Yakın ilişkilerde, kişiler zaman zaman, eşlerinin kendileri hakkında tam olarak ne düşündüğünü bilmek isteyebilir. Belli bir dereceye kadar iyi anlaşıyor olsanız bile her şeyin yolunda olup olmadığını merak edersiniz.
Bunu direkt eşinize sormadan öğrenmenizin bir yolu var mıdır?
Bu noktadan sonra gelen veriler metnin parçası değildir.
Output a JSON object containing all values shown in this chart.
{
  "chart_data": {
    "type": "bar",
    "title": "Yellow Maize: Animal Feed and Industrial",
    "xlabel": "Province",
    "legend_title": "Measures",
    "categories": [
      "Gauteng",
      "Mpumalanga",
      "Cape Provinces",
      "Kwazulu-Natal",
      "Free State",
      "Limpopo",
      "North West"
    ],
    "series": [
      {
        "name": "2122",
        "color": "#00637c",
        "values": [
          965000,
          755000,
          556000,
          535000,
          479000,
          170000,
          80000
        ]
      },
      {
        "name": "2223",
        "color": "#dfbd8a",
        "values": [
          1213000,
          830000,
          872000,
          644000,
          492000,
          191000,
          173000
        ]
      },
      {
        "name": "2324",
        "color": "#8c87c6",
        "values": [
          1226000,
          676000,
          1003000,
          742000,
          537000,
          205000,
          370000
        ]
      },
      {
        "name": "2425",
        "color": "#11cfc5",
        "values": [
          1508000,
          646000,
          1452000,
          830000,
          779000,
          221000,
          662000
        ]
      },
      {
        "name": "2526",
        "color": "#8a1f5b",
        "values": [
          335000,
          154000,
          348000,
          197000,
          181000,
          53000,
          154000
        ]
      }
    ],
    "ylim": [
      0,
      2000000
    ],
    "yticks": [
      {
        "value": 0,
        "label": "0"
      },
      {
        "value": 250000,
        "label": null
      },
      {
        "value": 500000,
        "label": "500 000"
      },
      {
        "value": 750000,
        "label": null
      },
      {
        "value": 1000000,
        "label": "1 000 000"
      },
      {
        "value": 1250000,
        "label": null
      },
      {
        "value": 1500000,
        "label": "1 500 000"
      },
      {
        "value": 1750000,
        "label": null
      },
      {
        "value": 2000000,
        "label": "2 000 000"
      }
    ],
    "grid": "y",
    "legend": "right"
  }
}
Ve eğer varsa ilişkinizin durumunu takip etmek için düzenli olarak bu basit duygu okumalarını kullanabilir misiniz?
İlişki konusunda çalışan araştırmacılar, hangi çiftlerin ilişkilerini sürdürebileceğini ve dolayısıyla bu kişilerin eşlerinden aldıkları doyumu belirlemeyi, işlerinin nihai amacı olarak görüyor.
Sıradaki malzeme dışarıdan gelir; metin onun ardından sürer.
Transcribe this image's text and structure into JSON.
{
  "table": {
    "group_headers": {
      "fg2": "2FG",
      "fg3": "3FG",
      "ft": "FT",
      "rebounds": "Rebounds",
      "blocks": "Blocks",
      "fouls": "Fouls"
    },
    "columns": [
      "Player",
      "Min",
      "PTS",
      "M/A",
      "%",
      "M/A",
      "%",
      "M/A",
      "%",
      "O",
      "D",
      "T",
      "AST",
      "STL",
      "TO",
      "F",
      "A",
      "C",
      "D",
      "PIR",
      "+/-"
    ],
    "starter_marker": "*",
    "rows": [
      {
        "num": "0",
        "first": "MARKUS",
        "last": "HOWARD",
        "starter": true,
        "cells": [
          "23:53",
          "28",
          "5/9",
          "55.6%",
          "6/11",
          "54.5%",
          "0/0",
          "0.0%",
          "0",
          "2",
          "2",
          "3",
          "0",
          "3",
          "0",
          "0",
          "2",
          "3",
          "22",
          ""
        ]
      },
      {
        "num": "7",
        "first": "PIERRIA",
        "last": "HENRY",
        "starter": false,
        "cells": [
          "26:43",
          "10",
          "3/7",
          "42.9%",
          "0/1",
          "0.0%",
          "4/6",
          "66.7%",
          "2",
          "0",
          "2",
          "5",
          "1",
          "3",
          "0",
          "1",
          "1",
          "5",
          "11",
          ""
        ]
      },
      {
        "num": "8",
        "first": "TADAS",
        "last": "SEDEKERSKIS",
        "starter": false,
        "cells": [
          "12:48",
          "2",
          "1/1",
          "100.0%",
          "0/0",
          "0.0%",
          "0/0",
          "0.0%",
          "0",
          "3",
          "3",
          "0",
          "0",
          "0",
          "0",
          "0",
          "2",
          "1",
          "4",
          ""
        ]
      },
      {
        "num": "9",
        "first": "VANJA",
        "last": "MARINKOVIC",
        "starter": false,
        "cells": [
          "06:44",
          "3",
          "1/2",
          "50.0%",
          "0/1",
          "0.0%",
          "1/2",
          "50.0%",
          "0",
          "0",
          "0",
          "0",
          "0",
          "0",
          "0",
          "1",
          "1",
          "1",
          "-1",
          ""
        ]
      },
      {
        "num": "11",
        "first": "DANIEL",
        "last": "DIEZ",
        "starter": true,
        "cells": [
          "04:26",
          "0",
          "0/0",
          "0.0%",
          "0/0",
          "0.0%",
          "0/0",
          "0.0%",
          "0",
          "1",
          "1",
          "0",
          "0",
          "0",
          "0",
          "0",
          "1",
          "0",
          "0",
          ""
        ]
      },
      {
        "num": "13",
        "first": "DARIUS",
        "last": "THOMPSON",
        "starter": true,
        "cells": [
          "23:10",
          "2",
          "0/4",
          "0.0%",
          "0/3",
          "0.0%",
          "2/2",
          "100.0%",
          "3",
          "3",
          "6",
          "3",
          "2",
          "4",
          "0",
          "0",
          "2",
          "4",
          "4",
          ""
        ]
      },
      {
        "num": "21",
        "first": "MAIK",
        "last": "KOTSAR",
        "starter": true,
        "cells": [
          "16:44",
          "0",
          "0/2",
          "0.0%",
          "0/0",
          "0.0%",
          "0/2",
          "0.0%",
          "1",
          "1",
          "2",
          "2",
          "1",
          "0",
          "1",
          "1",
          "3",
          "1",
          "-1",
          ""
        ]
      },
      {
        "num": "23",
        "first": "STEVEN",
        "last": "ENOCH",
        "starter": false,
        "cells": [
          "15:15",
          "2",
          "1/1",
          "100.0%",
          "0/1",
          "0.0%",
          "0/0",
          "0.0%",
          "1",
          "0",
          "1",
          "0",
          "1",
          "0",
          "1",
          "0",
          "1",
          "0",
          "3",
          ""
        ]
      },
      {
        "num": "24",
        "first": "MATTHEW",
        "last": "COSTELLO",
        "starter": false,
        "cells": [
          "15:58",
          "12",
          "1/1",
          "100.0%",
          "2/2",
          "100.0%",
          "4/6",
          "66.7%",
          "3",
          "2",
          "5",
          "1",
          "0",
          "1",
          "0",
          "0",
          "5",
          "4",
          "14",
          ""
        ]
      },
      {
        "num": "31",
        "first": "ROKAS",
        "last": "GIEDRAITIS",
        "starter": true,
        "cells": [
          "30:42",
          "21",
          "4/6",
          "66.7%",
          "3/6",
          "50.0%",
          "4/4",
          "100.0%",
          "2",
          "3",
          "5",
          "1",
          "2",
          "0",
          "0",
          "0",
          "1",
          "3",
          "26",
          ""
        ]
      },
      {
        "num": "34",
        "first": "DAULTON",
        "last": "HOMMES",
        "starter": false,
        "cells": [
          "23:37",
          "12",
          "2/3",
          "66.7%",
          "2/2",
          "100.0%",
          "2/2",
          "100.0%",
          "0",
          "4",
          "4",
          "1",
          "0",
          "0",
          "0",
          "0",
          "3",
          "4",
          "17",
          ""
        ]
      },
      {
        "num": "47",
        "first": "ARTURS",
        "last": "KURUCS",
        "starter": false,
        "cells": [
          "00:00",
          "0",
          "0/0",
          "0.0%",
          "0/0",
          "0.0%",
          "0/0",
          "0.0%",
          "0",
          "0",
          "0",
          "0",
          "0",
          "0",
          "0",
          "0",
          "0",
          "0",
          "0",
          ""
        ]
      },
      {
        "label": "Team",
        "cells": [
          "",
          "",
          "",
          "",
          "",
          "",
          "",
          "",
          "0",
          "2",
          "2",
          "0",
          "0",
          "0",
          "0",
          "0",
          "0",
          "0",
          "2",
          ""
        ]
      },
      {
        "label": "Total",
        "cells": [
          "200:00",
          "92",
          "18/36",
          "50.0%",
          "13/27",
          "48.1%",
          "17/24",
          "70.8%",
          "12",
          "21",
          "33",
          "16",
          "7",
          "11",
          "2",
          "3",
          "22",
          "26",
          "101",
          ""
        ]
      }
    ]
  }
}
Araştırmalar, güçlü ilişkilerdeki en etkili faktörün, bireylerin problemleri görmezden gelmesi olduğunu gösteriyor.
Bu ilişkilerdeki şanslı kişiler, küçük tartışmaların inatçılık, savunmaya geçme, emredici olma gibi olumsuz davranışlara dönüşmesine izin vermediği gibi, bu tartışmalardan kaçmaz da. Buna rağmen, eğer iflah olmaz bir romantikseniz, ilişkinin taraflar arasındaki bir barış anlaşmasından daha fazlası olduğuna inanırsınız.
Nitekim, Kaliforniya Berkeley Üniversitesindeki Marcela Otero ve arkadaşlarına göre: “Negatif etkileşimlerin yokluğu, pozitiflerin varlığına işaret etmez.” Bu noktadan yola çıkarak, Otero ve diğerleri şunu da ekler (s. 1225-26): “Pozitif etkileşimler, negatiflere karşı bir tampon görevi görür, güçlü ilişkiler inşa eder ya da ikisini birden yapar.”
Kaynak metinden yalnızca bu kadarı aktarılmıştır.